Other fixes address vulnerabilities in Apache, AFP, Application Firewall, CFNetwork, ClamAV, CoreFoundation, CoreServices, curl, Emacs, libc, mDNSResponder, notifyd, OpenSSH, pax archive utility, PHP, System Configuration, UDF, and Wiki Server. A full list is available here.

Security Update 2008-002 is available in three distinct distributions each for Mac OS X Client (Leopard, Universal, PPC) and Mac OS X Server (Leopard, Universal, PPC). Alternatively, you can run the Mac OS X Software Update mechanism located under the Apple menu to automatically receive the appropriate update for your system.



17 Comments

minderbinder 18 Years · 1702 comments

A second update requiring a reboot in one day?

Seriously, they couldn't just hold Safari until this was ready so we'd only have to reboot once?

lkrupp 19 Years · 10521 comments

Quote:
Originally Posted by minderbinder

A second update requiring a reboot in one day?

Seriously, they couldn't just hold Safari until this was ready so we'd only have to reboot once?

Never have understood this obsessive, compulsive behavior regarding rebooting. Totally irrational in my opinion. The whole process takes less than a minute so it's not like one is losing any productivity over the issue. I guess it's all about bragging rights as to how long a system has been "up".

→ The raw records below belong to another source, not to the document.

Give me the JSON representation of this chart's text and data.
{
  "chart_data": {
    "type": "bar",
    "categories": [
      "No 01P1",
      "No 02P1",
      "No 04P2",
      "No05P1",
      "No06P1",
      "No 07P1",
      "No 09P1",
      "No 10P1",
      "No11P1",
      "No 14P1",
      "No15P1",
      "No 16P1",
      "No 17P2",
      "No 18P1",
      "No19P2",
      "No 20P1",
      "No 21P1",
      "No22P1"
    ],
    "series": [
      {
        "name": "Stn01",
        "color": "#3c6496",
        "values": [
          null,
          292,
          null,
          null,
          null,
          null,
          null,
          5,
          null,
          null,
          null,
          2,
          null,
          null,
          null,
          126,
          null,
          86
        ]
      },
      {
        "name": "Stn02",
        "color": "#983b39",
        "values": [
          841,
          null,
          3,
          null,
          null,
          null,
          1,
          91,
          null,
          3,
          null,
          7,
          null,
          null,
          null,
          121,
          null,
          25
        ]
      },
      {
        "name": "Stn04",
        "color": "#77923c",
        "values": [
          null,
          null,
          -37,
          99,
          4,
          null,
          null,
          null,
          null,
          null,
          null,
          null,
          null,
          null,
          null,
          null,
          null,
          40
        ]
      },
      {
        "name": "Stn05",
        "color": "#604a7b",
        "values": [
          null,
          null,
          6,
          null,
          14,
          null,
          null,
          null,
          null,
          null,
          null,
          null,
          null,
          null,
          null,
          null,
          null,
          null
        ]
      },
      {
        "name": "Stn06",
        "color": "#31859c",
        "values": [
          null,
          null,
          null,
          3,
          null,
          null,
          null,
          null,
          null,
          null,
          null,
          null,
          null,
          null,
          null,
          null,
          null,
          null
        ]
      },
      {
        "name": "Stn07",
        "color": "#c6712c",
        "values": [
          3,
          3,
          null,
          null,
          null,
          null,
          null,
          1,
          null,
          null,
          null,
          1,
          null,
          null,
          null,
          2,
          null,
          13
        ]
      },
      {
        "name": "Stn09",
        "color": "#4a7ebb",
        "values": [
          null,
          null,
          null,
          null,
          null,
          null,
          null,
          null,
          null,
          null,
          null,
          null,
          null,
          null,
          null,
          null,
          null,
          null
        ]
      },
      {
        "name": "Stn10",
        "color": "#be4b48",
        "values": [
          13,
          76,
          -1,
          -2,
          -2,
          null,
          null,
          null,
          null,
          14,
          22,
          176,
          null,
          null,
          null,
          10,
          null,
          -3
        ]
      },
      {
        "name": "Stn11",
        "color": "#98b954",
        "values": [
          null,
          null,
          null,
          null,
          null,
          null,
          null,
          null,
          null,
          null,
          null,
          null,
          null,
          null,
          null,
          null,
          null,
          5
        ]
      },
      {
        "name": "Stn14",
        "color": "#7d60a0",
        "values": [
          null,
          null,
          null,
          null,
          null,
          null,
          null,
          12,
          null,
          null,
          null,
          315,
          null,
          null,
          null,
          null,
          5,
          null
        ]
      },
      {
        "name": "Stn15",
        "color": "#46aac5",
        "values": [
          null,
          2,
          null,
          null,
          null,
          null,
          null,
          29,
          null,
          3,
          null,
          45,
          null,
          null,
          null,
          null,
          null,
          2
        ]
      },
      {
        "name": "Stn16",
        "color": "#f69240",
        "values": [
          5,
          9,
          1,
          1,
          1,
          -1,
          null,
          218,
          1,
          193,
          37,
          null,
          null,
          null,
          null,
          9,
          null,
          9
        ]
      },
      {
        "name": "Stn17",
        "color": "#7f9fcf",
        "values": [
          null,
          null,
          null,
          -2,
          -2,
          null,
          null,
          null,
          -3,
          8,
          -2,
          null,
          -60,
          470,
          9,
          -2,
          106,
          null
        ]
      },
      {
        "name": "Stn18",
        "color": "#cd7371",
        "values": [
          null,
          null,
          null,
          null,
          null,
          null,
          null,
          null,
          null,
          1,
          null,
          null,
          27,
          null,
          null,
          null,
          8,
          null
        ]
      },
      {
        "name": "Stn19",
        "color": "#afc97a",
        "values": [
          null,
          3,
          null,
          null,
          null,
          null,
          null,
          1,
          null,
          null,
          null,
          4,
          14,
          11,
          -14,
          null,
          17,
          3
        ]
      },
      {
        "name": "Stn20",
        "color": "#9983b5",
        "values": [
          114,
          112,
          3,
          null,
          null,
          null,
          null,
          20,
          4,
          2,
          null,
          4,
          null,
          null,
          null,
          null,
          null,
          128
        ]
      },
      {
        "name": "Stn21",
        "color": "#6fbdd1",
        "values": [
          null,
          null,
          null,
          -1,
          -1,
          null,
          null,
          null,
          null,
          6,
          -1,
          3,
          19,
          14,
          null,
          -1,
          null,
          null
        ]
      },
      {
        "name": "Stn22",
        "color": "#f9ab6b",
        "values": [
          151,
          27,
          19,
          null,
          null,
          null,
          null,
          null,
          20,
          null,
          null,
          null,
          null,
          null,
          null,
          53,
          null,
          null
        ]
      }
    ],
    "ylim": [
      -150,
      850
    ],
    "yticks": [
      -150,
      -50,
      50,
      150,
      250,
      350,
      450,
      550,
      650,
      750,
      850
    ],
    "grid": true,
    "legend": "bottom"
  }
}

1013media 17 Years · 7 comments

Quote:
Originally Posted by lkrupp

Never have understood this obsessive, compulsive behavior regarding rebooting. Totally irrational in my opinion. The whole process takes less than a minute so it's not like one is losing any productivity over the issue. I guess it's all about bragging rights as to how long a system has been "up".

I agree.. Rebooting gives me time to reheat the coffee that I've left to cool off to room temp, rendering it once again drinkable.

I'm curious if this fixes the core audio issues I've been having with pro-audio apps since the leopard upgrade. We shall see!

kevinneal 19 Years · 65 comments

Quote:
Originally Posted by 1013media

I agree.. Rebooting gives me time to reheat the coffee that I've left to cool off to room temp, rendering it once again drinkable.

I'm curious if this fixes the core audio issues I've been having with pro-audio apps since the leopard upgrade. We shall see!

Not for people with Portable Home Directories, can take ages with all the syncing, especially with Leopard

aplnub 20 Years · 2385 comments

Quote:
Originally Posted by lkrupp

Never have understood this obsessive, compulsive behavior regarding rebooting. Totally irrational in my opinion. The whole process takes less than a minute so it's not like one is losing any productivity over the issue. I guess it's all about bragging rights as to how long a system has been "up".

I've never understood why we have to reboot for changes to take effect. All my applications close and I have to get everything opened back up and get in the rut of working again after I reboot. It may take less than 2 minutes but you loose 5 minutes or more doing the reboot.